Он был моим другом, но я готов был возненавидеть его. Мы вышли в прохладную темноту. За нами шумно захлопнулась дверь. Так мы отвезли Кристину в гараж Дарнелла. Неплохая поездка, а?
Мы сели в мою машину, и я вырулил со двора. Странно, но было уже девять часов. Вот так летит время, когда вы заняты чем-нибудь приятным. В небе сиял полукруглый месяц. Рядом с ним я не заметил ни одной звезды, может быть, потому, что мне было не до них.
Первые два или три квартала мы проехали в полном молчании, а потом Эрни вдруг разразился рыданиями. Я ожидал чего-нибудь подобного, но его отчаяние и безутешность испугали меня.

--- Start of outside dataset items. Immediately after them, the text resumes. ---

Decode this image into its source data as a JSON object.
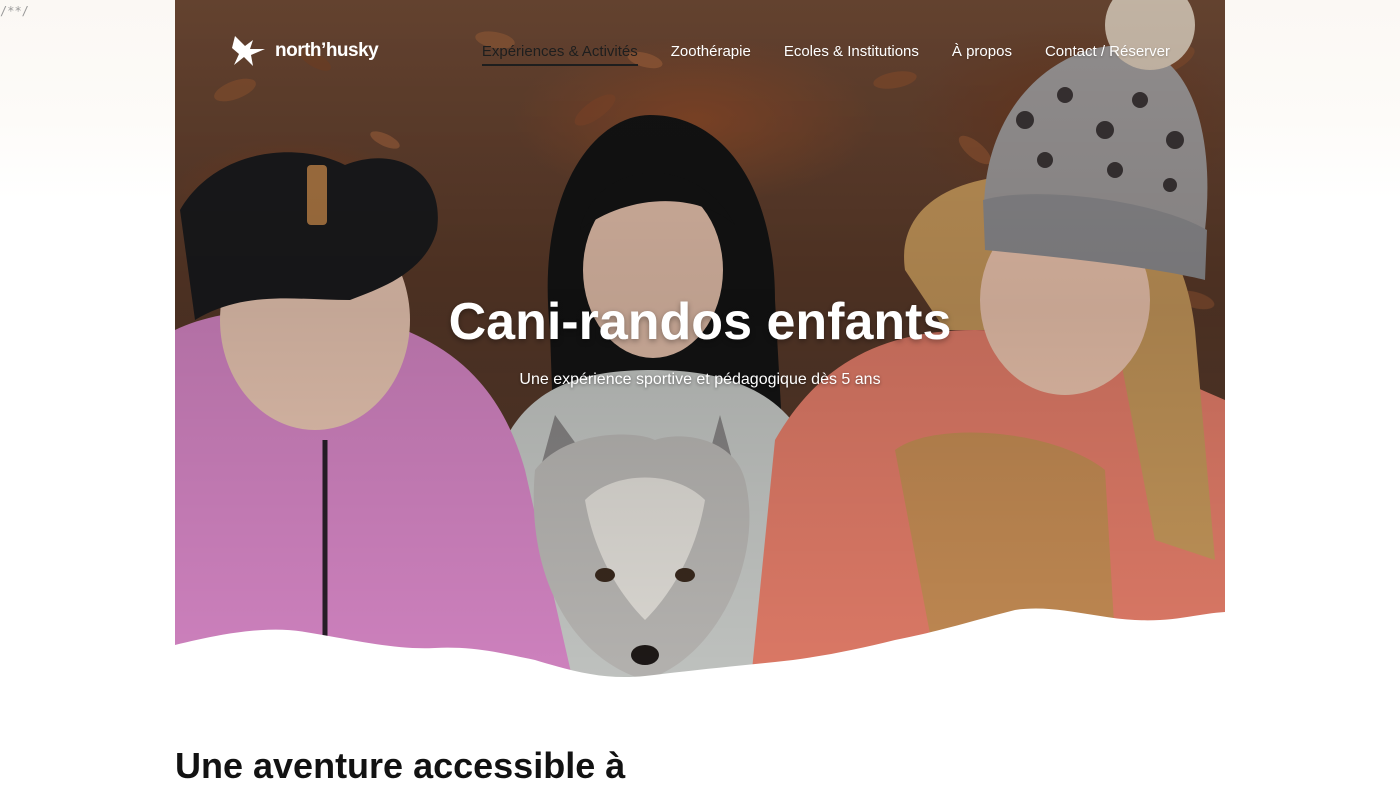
{
  "stray_text": "/**/",
  "brand": {
    "name": "north’husky",
    "logo_icon": "husky-star-logo-icon"
  },
  "nav": {
    "items": [
      {
        "label": "Expériences & Activités",
        "active": true
      },
      {
        "label": "Zoothérapie",
        "active": false
      },
      {
        "label": "Ecoles & Institutions",
        "active": false
      },
      {
        "label": "À propos",
        "active": false
      },
      {
        "label": "Contact / Réserver",
        "active": false
      }
    ]
  },
  "hero": {
    "title": "Cani-randos enfants",
    "subtitle": "Une expérience sportive et pédagogique dès 5 ans"
  },
  "section": {
    "title": "Une aventure accessible à"
  },
  "colors": {
    "nav_text": "#ffffff",
    "nav_active": "#1e1e1e",
    "heading": "#121212"
  }
}
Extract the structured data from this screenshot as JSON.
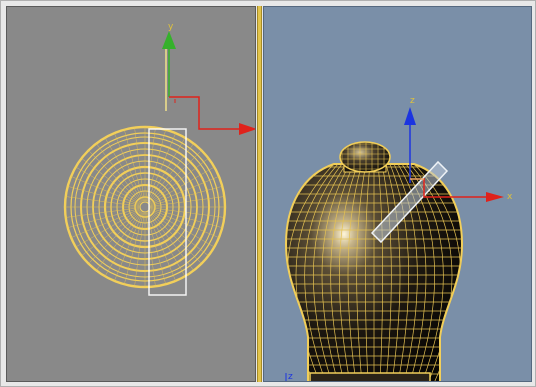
{
  "viewports": {
    "top": {
      "axis_labels": {
        "y": "y"
      },
      "colors": {
        "background": "#898989",
        "wire": "#f2cf5a",
        "y_axis": "#35b12b",
        "x_axis": "#e0221b"
      }
    },
    "front": {
      "axis_labels": {
        "z": "z",
        "x": "x",
        "corner_z": "z"
      },
      "colors": {
        "background": "#7a8fa8",
        "wire": "#f2cf5a",
        "z_axis": "#1c34e0",
        "x_axis": "#e0221b"
      }
    }
  },
  "divider": {
    "color": "#e2c44c"
  }
}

Я сразу сдался. Ему не нужны были мои слова. И то, что я сначала принял за его реакцию на испытанное унижение, на самом деле оказалось чем-то более глубоким. Горько всхлипывая и размазывая слезы по лицу, он то и дело бормотал какие-то слова, которые я постепенно стал понимать.
— Я доберусь до них, — шептал он между всхлипами и стонами. — Я доберусь до этих сукиных детей, Дэннис. Я заставлю их пожалеть… Я заставлю их съесть это… СЪЕСТЬ ЭТО… СЪЕСТЬ!
— Ну перестань, — не выдержал я. — Эрни, остановись.
Однако он не желал останавливаться. Зарыдав еще громче и заскрежетав зубами, он принялся стучать кулаками по приборной доске моего «дастера». От таких ударов вполне могли остаться заметные следы.
— Увидишь, я доберусь до них!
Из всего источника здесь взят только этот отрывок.